Ce dossier examine, dans l'ordre : le cadre juridique applicable en France, la mécanique de réduction conventionnelle, les points de vigilance les plus fréquents dans la pratique des groupes, les risques en cas de manquement, et les leviers à actionner avant chaque opération.
Pourquoi la retenue à la source intéresse-t-elle la direction financière d'un groupe ?
La retenue à la source et les conventions fiscales forment le premier périmètre d'optimisation fiscale légale dans les flux intra-groupe, avant même les dispositifs d'intégration fiscale ou de neutralité des restructurations.
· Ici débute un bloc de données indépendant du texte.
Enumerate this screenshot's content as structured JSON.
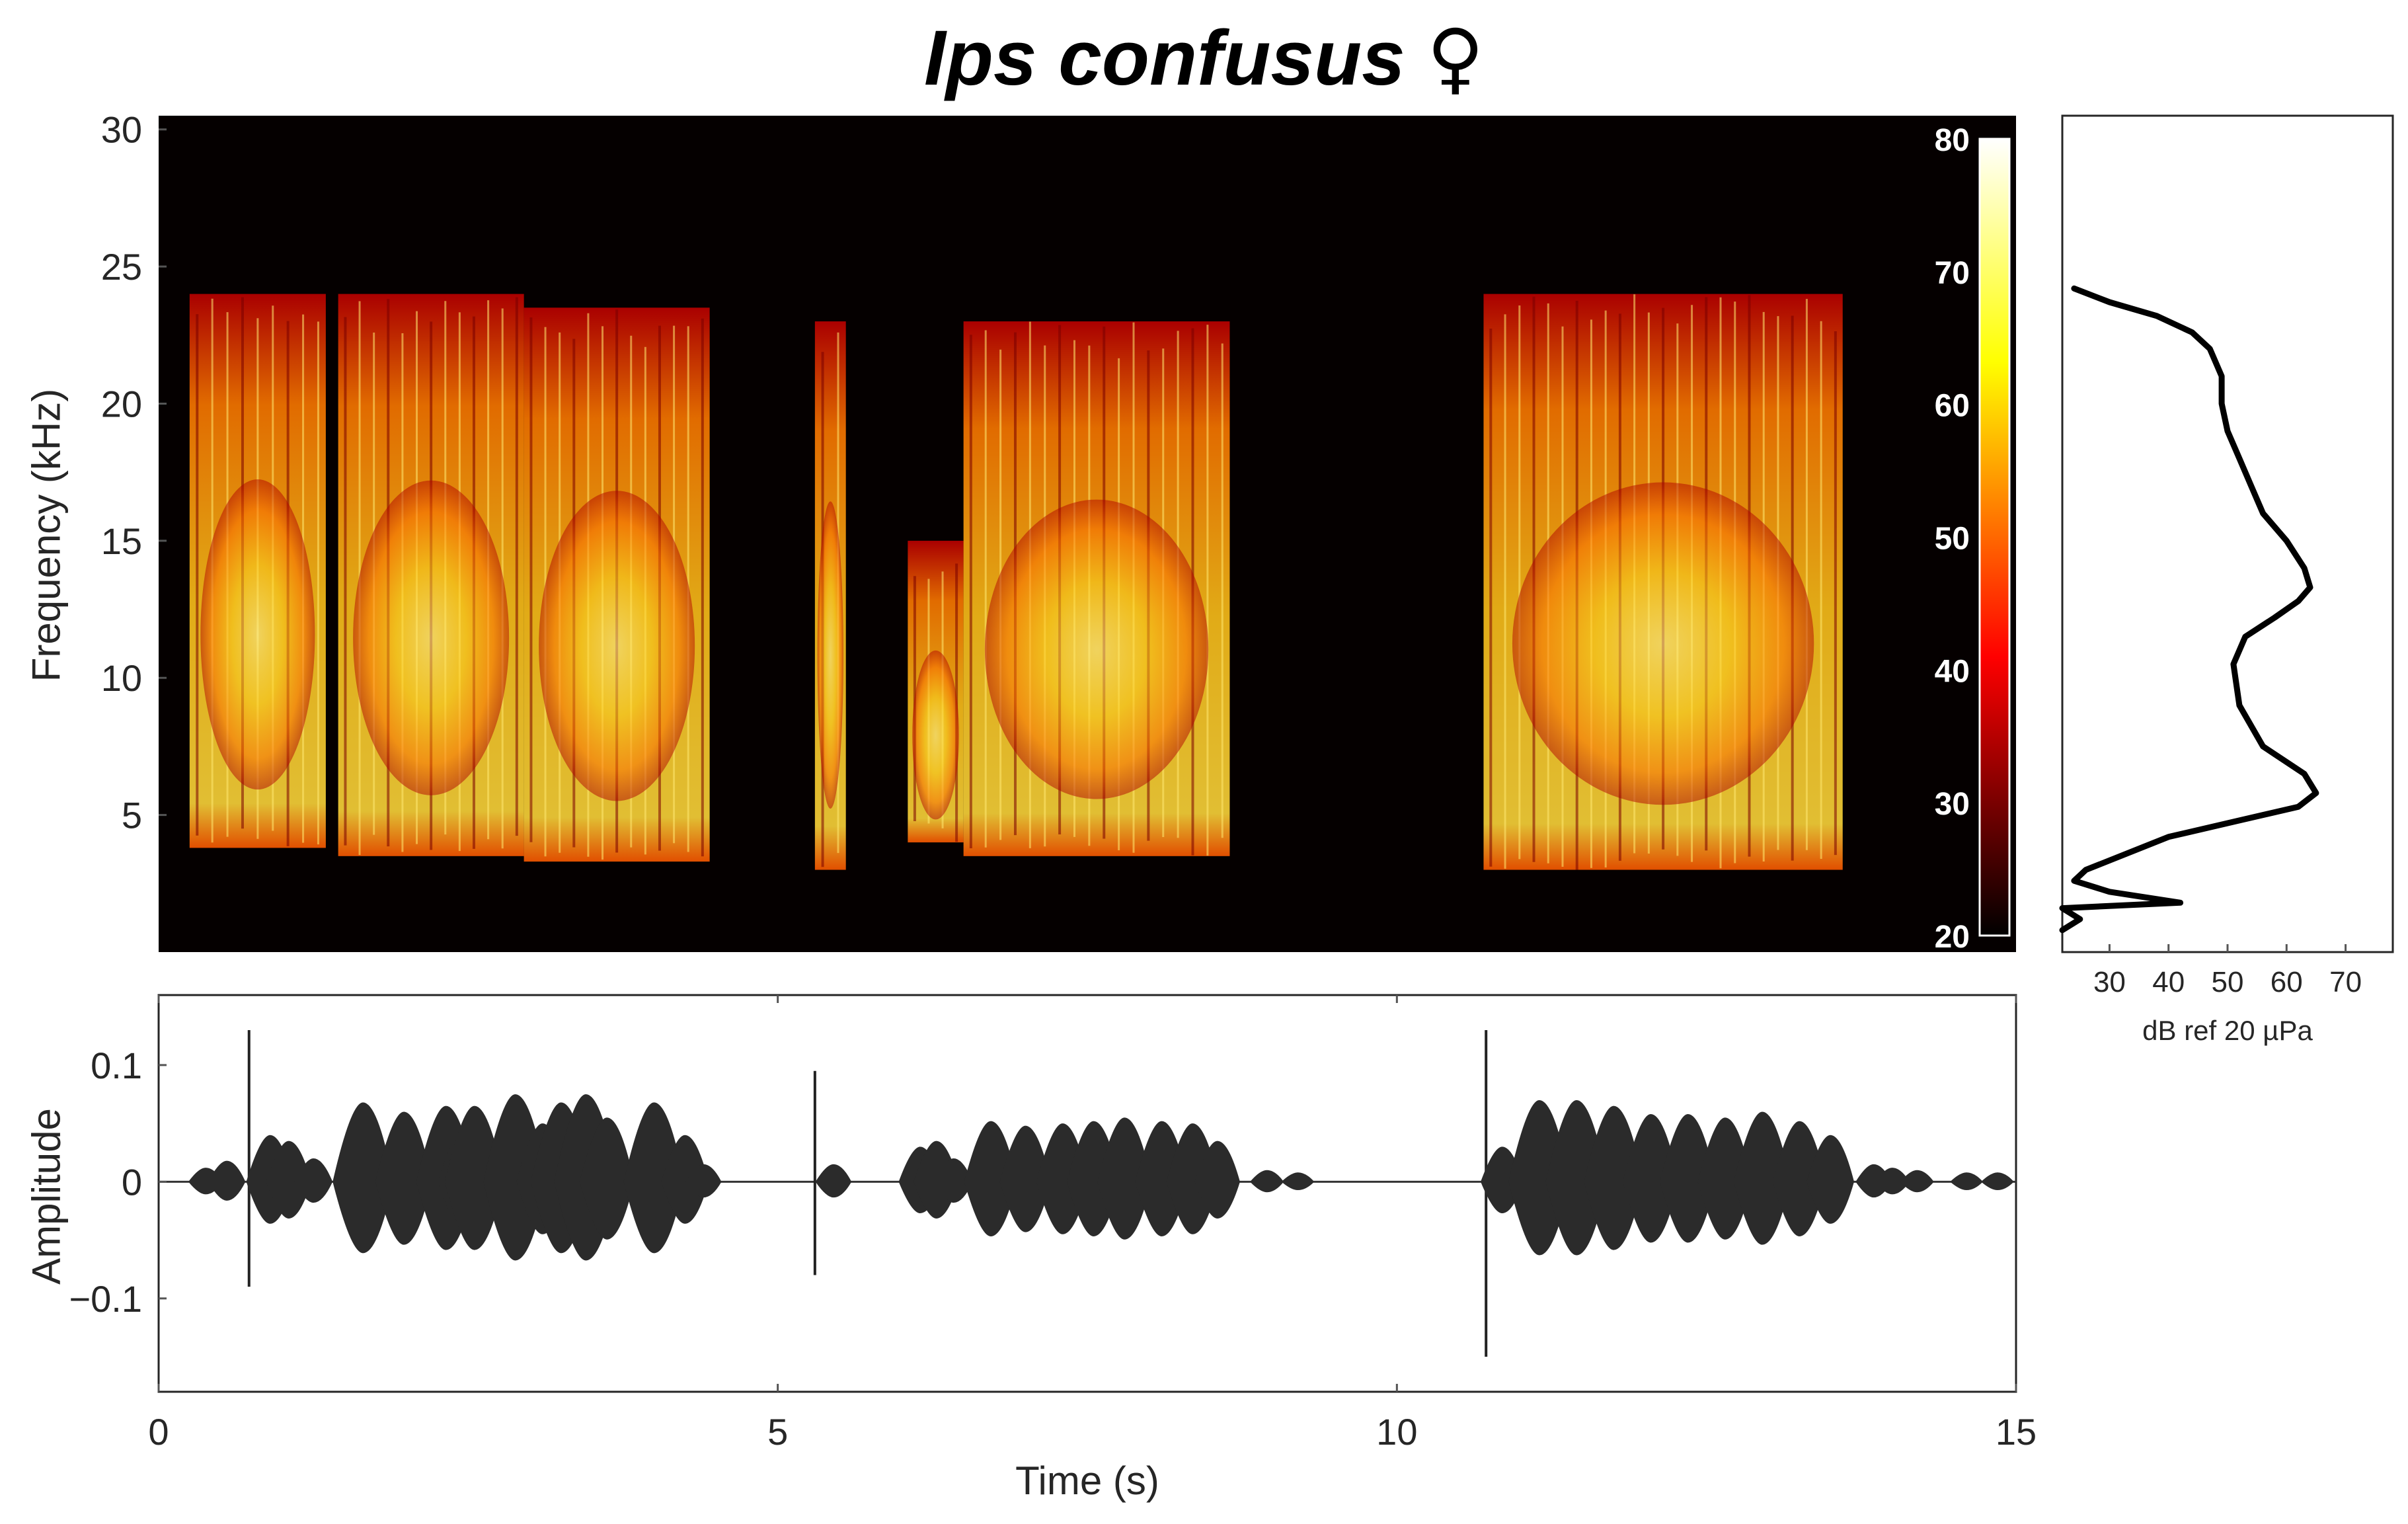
{
  "figure": {
    "title": "Ips confusus",
    "title_symbol": "♀"
  },
  "chart_data": [
    {
      "type": "heatmap",
      "name": "spectrogram",
      "xlabel": "",
      "ylabel": "Frequency (kHz)",
      "xlim": [
        0,
        15
      ],
      "ylim": [
        0,
        30.5
      ],
      "yticks": [
        5,
        10,
        15,
        20,
        25,
        30
      ],
      "colormap": "hot",
      "colorbar": {
        "ticks": [
          20,
          30,
          40,
          50,
          60,
          70,
          80
        ],
        "range": [
          20,
          80
        ],
        "placement": "inside-right"
      },
      "background_color": "#050000",
      "call_segments": [
        {
          "start": 0.25,
          "end": 1.35,
          "fmin": 3.8,
          "fmax": 24.0
        },
        {
          "start": 1.45,
          "end": 2.95,
          "fmin": 3.5,
          "fmax": 24.0
        },
        {
          "start": 2.95,
          "end": 4.45,
          "fmin": 3.3,
          "fmax": 23.5
        },
        {
          "start": 5.3,
          "end": 5.55,
          "fmin": 3.0,
          "fmax": 23.0
        },
        {
          "start": 6.05,
          "end": 6.5,
          "fmin": 4.0,
          "fmax": 15.0
        },
        {
          "start": 6.5,
          "end": 8.65,
          "fmin": 3.5,
          "fmax": 23.0
        },
        {
          "start": 10.7,
          "end": 13.6,
          "fmin": 3.0,
          "fmax": 24.0
        }
      ]
    },
    {
      "type": "line",
      "name": "power-spectrum",
      "xlabel": "dB ref 20 µPa",
      "ylabel": "",
      "xlim": [
        22,
        78
      ],
      "ylim": [
        0,
        30.5
      ],
      "xticks": [
        30,
        40,
        50,
        60,
        70
      ],
      "x": [
        22,
        25,
        22,
        42,
        30,
        24,
        26,
        40,
        52,
        62,
        65,
        63,
        56,
        52,
        51,
        53,
        58,
        62,
        64,
        63,
        60,
        56,
        54,
        52,
        50,
        49,
        49,
        47,
        44,
        38,
        30,
        24
      ],
      "y": [
        0.8,
        1.2,
        1.6,
        1.8,
        2.2,
        2.6,
        3.0,
        4.2,
        4.8,
        5.3,
        5.8,
        6.5,
        7.5,
        9.0,
        10.5,
        11.5,
        12.2,
        12.8,
        13.3,
        14.0,
        15.0,
        16.0,
        17.0,
        18.0,
        19.0,
        20.0,
        21.0,
        22.0,
        22.6,
        23.2,
        23.7,
        24.2
      ]
    },
    {
      "type": "line",
      "name": "waveform",
      "xlabel": "Time (s)",
      "ylabel": "Amplitude",
      "xlim": [
        0,
        15
      ],
      "ylim": [
        -0.18,
        0.16
      ],
      "xticks": [
        0,
        5,
        10,
        15
      ],
      "yticks": [
        -0.1,
        0,
        0.1
      ],
      "ytick_labels": [
        "−0.1",
        "0",
        "0.1"
      ],
      "pulses": [
        {
          "t": 0.38,
          "a": 0.012
        },
        {
          "t": 0.55,
          "a": 0.018
        },
        {
          "t": 0.73,
          "a": 0.13,
          "neg": 0.09
        },
        {
          "t": 0.9,
          "a": 0.04
        },
        {
          "t": 1.05,
          "a": 0.035
        },
        {
          "t": 1.25,
          "a": 0.02
        },
        {
          "t": 1.65,
          "a": 0.068
        },
        {
          "t": 1.98,
          "a": 0.06
        },
        {
          "t": 2.32,
          "a": 0.065
        },
        {
          "t": 2.45,
          "a": 0.042
        },
        {
          "t": 2.55,
          "a": 0.065
        },
        {
          "t": 2.88,
          "a": 0.075
        },
        {
          "t": 3.1,
          "a": 0.05
        },
        {
          "t": 3.25,
          "a": 0.068
        },
        {
          "t": 3.45,
          "a": 0.075
        },
        {
          "t": 3.62,
          "a": 0.055
        },
        {
          "t": 4.0,
          "a": 0.068
        },
        {
          "t": 4.25,
          "a": 0.04
        },
        {
          "t": 4.4,
          "a": 0.015
        },
        {
          "t": 5.3,
          "a": 0.095,
          "neg": 0.08
        },
        {
          "t": 5.45,
          "a": 0.015
        },
        {
          "t": 6.15,
          "a": 0.03
        },
        {
          "t": 6.28,
          "a": 0.035
        },
        {
          "t": 6.42,
          "a": 0.02
        },
        {
          "t": 6.72,
          "a": 0.052
        },
        {
          "t": 7.0,
          "a": 0.048
        },
        {
          "t": 7.3,
          "a": 0.05
        },
        {
          "t": 7.55,
          "a": 0.052
        },
        {
          "t": 7.8,
          "a": 0.055
        },
        {
          "t": 8.1,
          "a": 0.052
        },
        {
          "t": 8.35,
          "a": 0.05
        },
        {
          "t": 8.55,
          "a": 0.035
        },
        {
          "t": 8.95,
          "a": 0.01
        },
        {
          "t": 9.2,
          "a": 0.008
        },
        {
          "t": 10.72,
          "a": 0.13,
          "neg": 0.15
        },
        {
          "t": 10.85,
          "a": 0.03
        },
        {
          "t": 11.15,
          "a": 0.07
        },
        {
          "t": 11.45,
          "a": 0.07
        },
        {
          "t": 11.75,
          "a": 0.065
        },
        {
          "t": 12.05,
          "a": 0.058
        },
        {
          "t": 12.35,
          "a": 0.058
        },
        {
          "t": 12.65,
          "a": 0.055
        },
        {
          "t": 12.95,
          "a": 0.06
        },
        {
          "t": 13.25,
          "a": 0.052
        },
        {
          "t": 13.5,
          "a": 0.04
        },
        {
          "t": 13.85,
          "a": 0.015
        },
        {
          "t": 14.0,
          "a": 0.012
        },
        {
          "t": 14.2,
          "a": 0.01
        },
        {
          "t": 14.6,
          "a": 0.008
        },
        {
          "t": 14.85,
          "a": 0.008
        }
      ]
    }
  ]
}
Lorsqu'une filiale française verse des dividendes à sa mère étrangère, ou qu'une société du groupe perçoit des redevances d'un partenaire hors Union européenne, le mécanisme de retenue intervient immédiatement et diminue la trésorerie effective – parfois de manière définitive si les formalités prescrites n'ont pas été accomplies.
Pour la direction financière, l'impact est double. D'un côté, la charge fiscale non anticipée altère le rendement des flux et peut compromettre le service d'une dette intra-groupe. De l'autre, une retenue indûment acquittée génère un crédit d'impôt étranger difficile à imputer et parfois irrécupérable, selon les règles de chaque État de résidence du bénéficiaire.
Dans notre pratique de la structuration fiscale d'opérations d'affaires, nous observons que la majorité des situations problématiques ne résulte pas d'une méconnaissance des conventions, mais d'une gestion administrative insuffisante : formulaires de réduction déposés hors délai, bénéficiaire effectif non documenté, clause d'éligibilité aux bénéfices de la convention négligée. Ce sont précisément ces points opérationnels qui font la différence entre une retenue réduite et une retenue définitive.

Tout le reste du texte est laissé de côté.